Shawn Akard, another parent at the school, was one of the prime movers of the project. “I believe that children are losing that connection with the natural world,” she said. “We’re fortunate my kids have a yard and can go out and dig in it.” She said she worried about the many students in the school who live in apartment buildings and did not have the same access to earth.
AKARD said the idea for the greening of the school germinated last spring. Behind the building there was an open area between the school’s two wings, “I kept looking at it thinking ‘Something needs to happen there, something needs to happen.’” What happened was a garden nearly the length of a football field. Each class has a plot in this garden, and the students helped decide what to plant this fall. “It’s been really fun this spring, as things have started to pop up,” said Gates. “It’s a real eye-opening [experience] for the kids [to see] where their food sources come from.” Akard said the garden allows students to “be able to tell the difference between a bulb, a seed, a tuber … to see it go into the ground and then to pull it back out and harvest it … It’s just an absolute blast for them to see that.”

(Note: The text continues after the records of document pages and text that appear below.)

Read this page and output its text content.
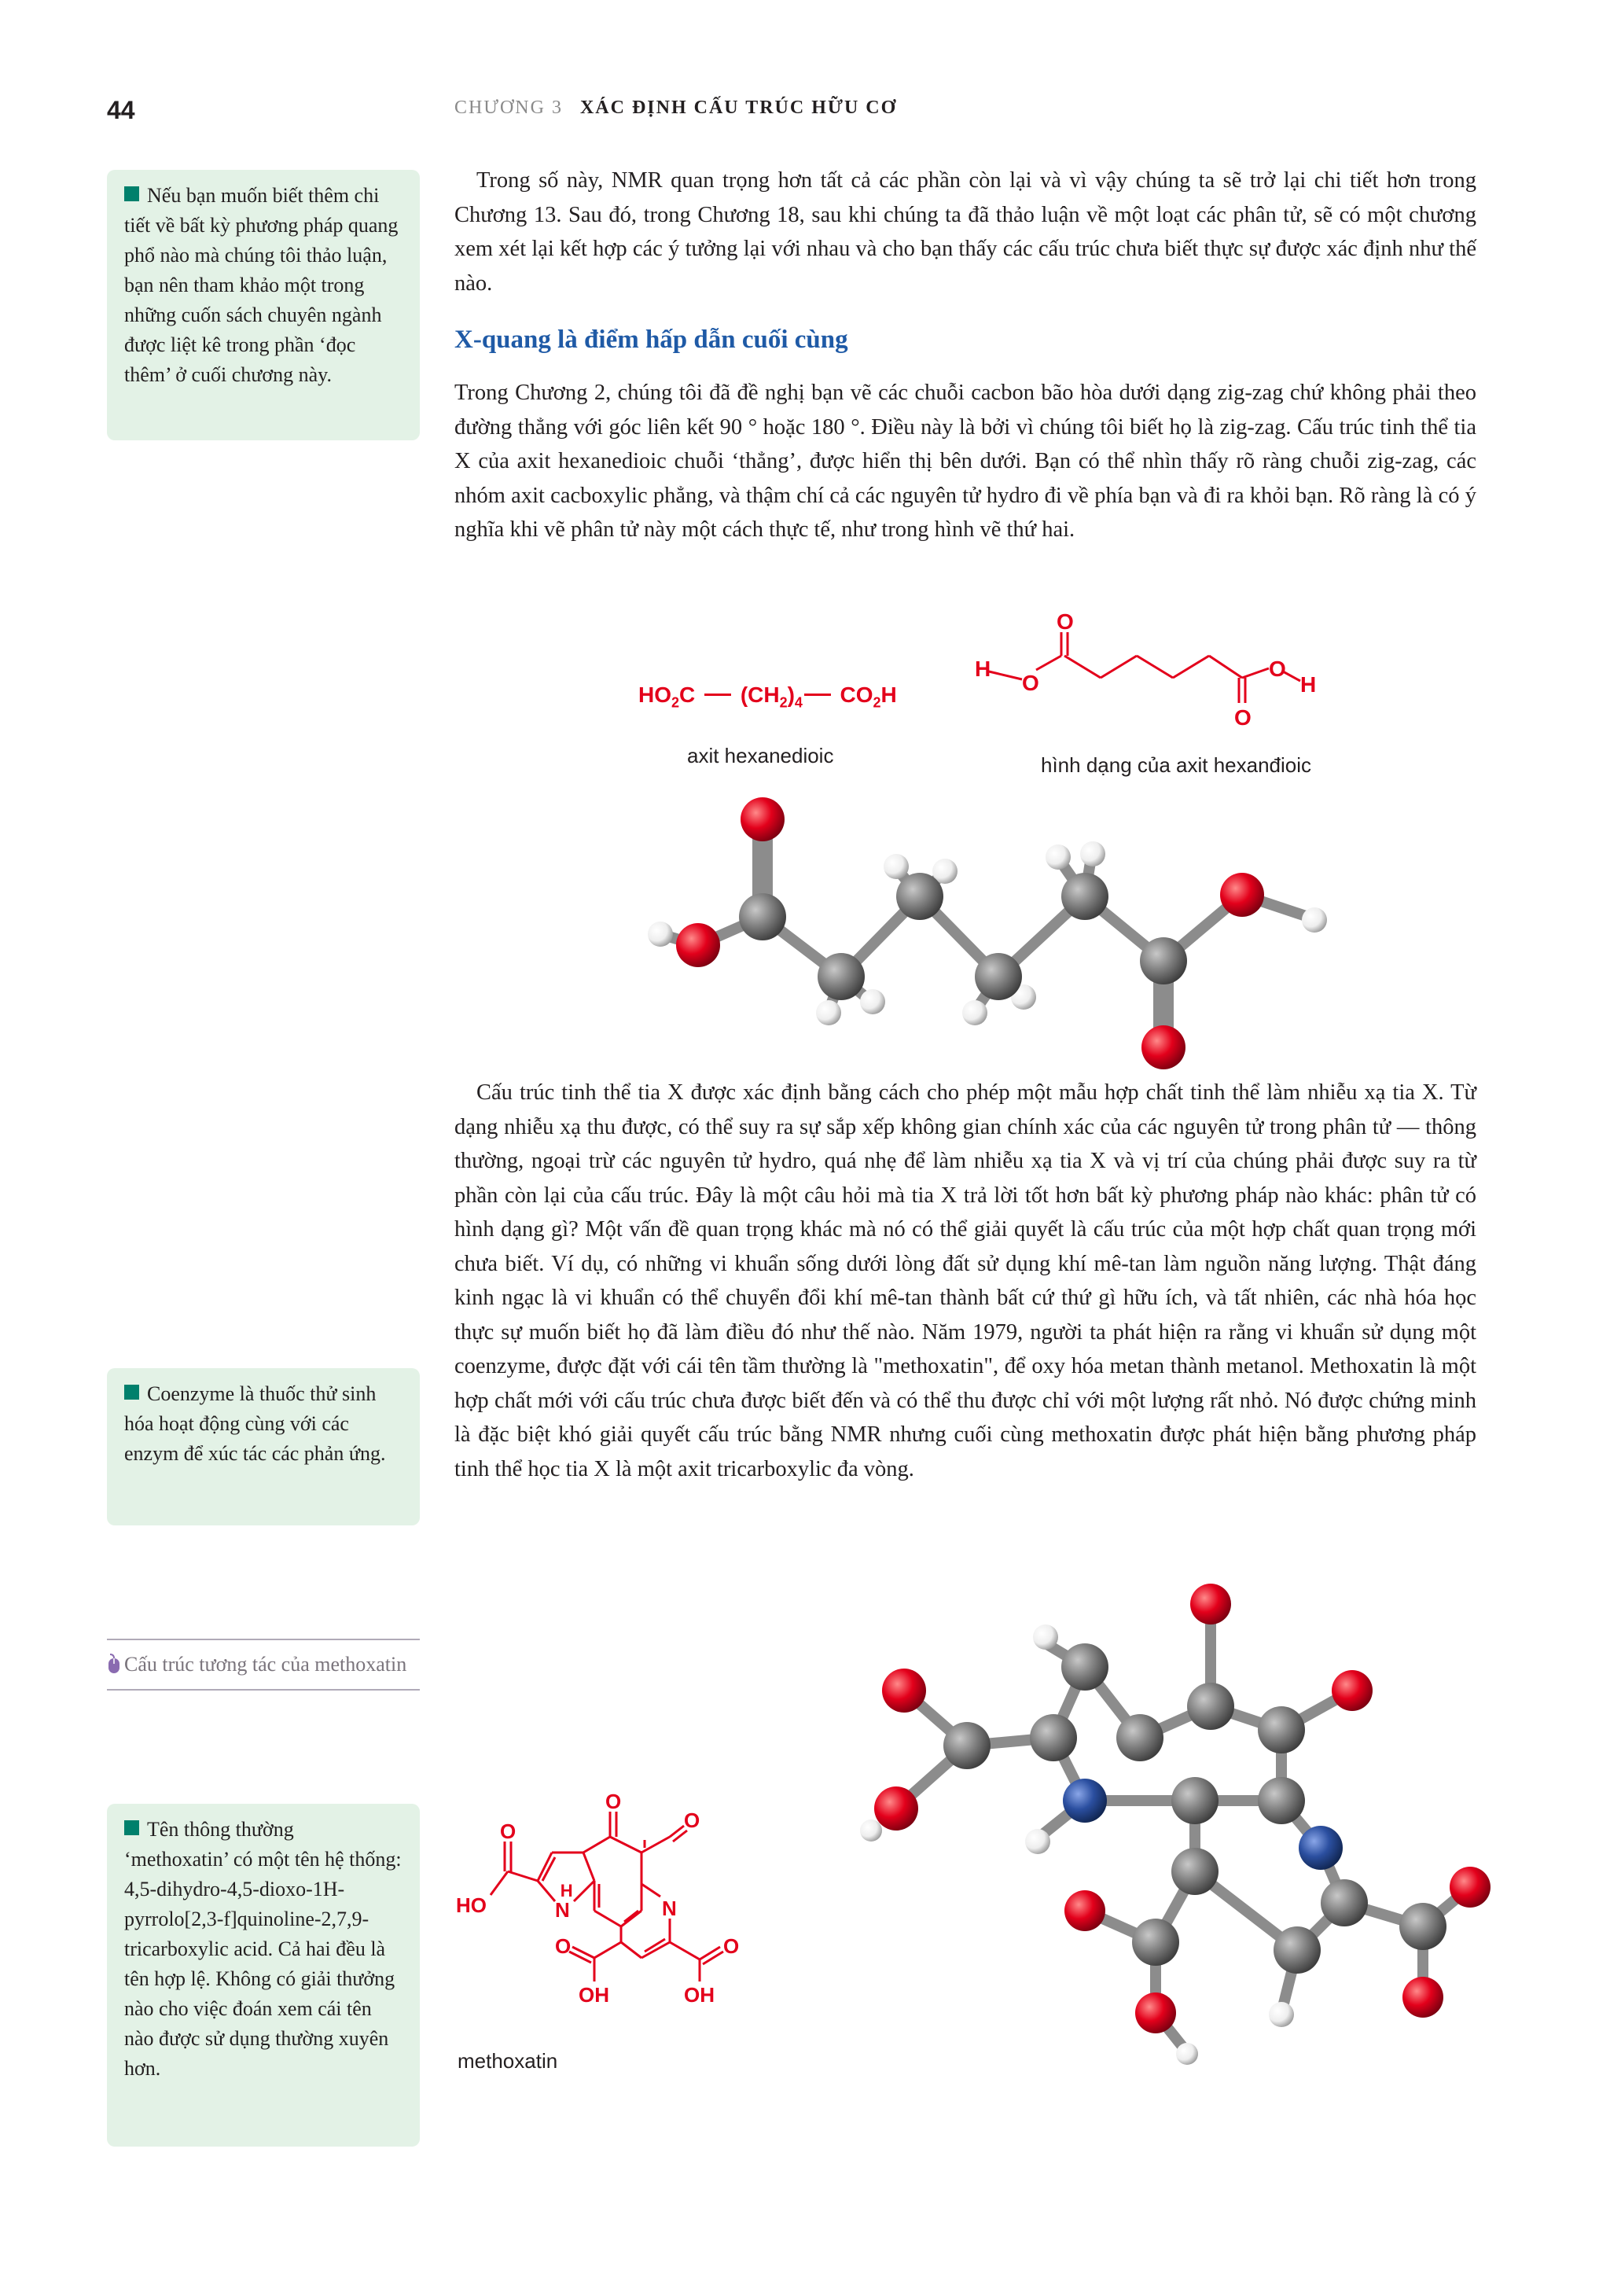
44	CHƯƠNG 3 XÁC ĐỊNH CẤU TRÚC HỮU CƠ
Trong số này, NMR quan trọng hơn tất cả các phần còn lại và vì vậy chúng ta sẽ trở lại chi tiết hơn trong Chương 13. Sau đó, trong Chương 18, sau khi chúng ta đã thảo luận về một loạt các phân tử, sẽ có một chương xem xét lại kết hợp các ý tưởng lại với nhau và cho bạn thấy các cấu trúc chưa biết thực sự được xác định như thế nào.
X-quang là điểm hấp dẫn cuối cùng
Trong Chương 2, chúng tôi đã đề nghị bạn vẽ các chuỗi cacbon bão hòa dưới dạng zig-zag chứ không phải theo đường thẳng với góc liên kết 90 ° hoặc 180 °. Điều này là bởi vì chúng tôi biết họ là zig-zag. Cấu trúc tinh thể tia X của axit hexanedioic chuỗi ‘thẳng’, được hiển thị bên dưới. Bạn có thể nhìn thấy rõ ràng chuỗi zig-zag, các nhóm axit cacboxylic phẳng, và thậm chí cả các nguyên tử hydro đi về phía bạn và đi ra khỏi bạn. Rõ ràng là có ý nghĩa khi vẽ phân tử này một cách thực tế, như trong hình vẽ thứ hai.
Cấu trúc tinh thể tia X được xác định bằng cách cho phép một mẫu hợp chất tinh thể làm nhiễu xạ tia X. Từ dạng nhiễu xạ thu được, có thể suy ra sự sắp xếp không gian chính xác của các nguyên tử trong phân tử — thông thường, ngoại trừ các nguyên tử hydro, quá nhẹ để làm nhiễu xạ tia X và vị trí của chúng phải được suy ra từ phần còn lại của cấu trúc. Đây là một câu hỏi mà tia X trả lời tốt hơn bất kỳ phương pháp nào khác: phân tử có hình dạng gì? Một vấn đề quan trọng khác mà nó có thể giải quyết là cấu trúc của một hợp chất quan trọng mới chưa biết. Ví dụ, có những vi khuẩn sống dưới lòng đất sử dụng khí mê-tan làm nguồn năng lượng. Thật đáng kinh ngạc là vi khuẩn có thể chuyển đổi khí mê-tan thành bất cứ thứ gì hữu ích, và tất nhiên, các nhà hóa học thực sự muốn biết họ đã làm điều đó như thế nào. Năm 1979, người ta phát hiện ra rằng vi khuẩn sử dụng một coenzyme, được đặt với cái tên tầm thường là "methoxatin", để oxy hóa metan thành metanol. Methoxatin là một hợp chất mới với cấu trúc chưa được biết đến và có thể thu được chỉ với một lượng rất nhỏ. Nó được chứng minh là đặc biệt khó giải quyết cấu trúc bằng NMR nhưng cuối cùng methoxatin được phát hiện bằng phương pháp tinh thể học tia X là một axit tricarboxylic đa vòng.
Nếu bạn muốn biết thêm chi tiết về bất kỳ phương pháp quang phổ nào mà chúng tôi thảo luận, bạn nên tham khảo một trong những cuốn sách chuyên ngành được liệt kê trong phần ‘đọc thêm’ ở cuối chương này.
Coenzyme là thuốc thử sinh hóa hoạt động cùng với các enzym để xúc tác các phản ứng.
Cấu trúc tương tác của methoxatin
Tên thông thường ‘methoxatin’ có một tên hệ thống: 4,5-dihydro-4,5-dioxo-1H-pyrrolo[2,3-f]quinoline-2,7,9-tricarboxylic acid. Cả hai đều là tên hợp lệ. Không có giải thưởng nào cho việc đoán xem cái tên nào được sử dụng thường xuyên hơn.
$HO_2C$ $(CH_2)_4$ $CO_2H$
axit hexanedioic
H
O
O
O
O
H
hình dạng của axit hexanđioic
O
HO	NH
O
O
N
O
OH
O
OH
methoxatin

The garden and wildlife habitat would not exist if the school had been obliged to do everything on its own. “It’s been a really great bringing together of many different aspects of the community,” said Gates, “businesses, neighborhood folks, kids, parents.” Peggy Bowers, the American Horticultural Society’s horticulturalist at River Farm, designed the plans for the garden. Lowe’s donated all the hardscape, such as walkways, benches, and birdbaths. The Girl Scouts held a bake sale in the school lobby to raise money for the project. The Boy Scouts are planning to come install bird houses donated by the National Audubon Society and the Wild Bird Center. Nurseries along Route 1 donated plants.
School Board Representative Dan Storck, his wing-tips caked with mud, took time from swinging a hoe to explain the significance of the habitat. “It’s a school beautification project but it’s also to make the school more environmentally sensitive … We’re becoming more aware of the passive benefits of nature … This is one big, huge, demonstration science project.”
Casey Arnold worked closely with Akard to transform the wildlife habitat from idea to dirt, root and leaf. He said he is the parent of students in Kindergarten, first grade and third grade, “so I’ll be here for a while … It’s a great opportunity to introduce a lot of interesting concepts to the kids.” Arnold hopes that in the future the habitat will exemplify ways that humans can reduce their impact on nature, incorporating energy-saving technologies such as a “green” roof on a gazebo and a fountain powered by solar panels.
NANCY BARBER, who was PTA president at Hollin Meadows thirty years ago and is still a neighbor of the school, approached Akard to congratulate her on the successful groundbreaking and the learning environment that will result.
“They can understand disease,” she joyfully told Akard.
“They can understand mud,” Akard replied.
“It’s really outstanding,” said Barber, “I watched [Hollin Meadows] when it was a tiny little school and I’m watching it evolve now … it’s really important to me as a community member and a grandmother.”
“This is what it’s all about,” Barber added. “Nature. Blight. How things grow. How they die … It almost makes me cry actually.”
“Being part of something bigger than just us,” said Akard.
Barber nodded, “And it’s all so beautiful.”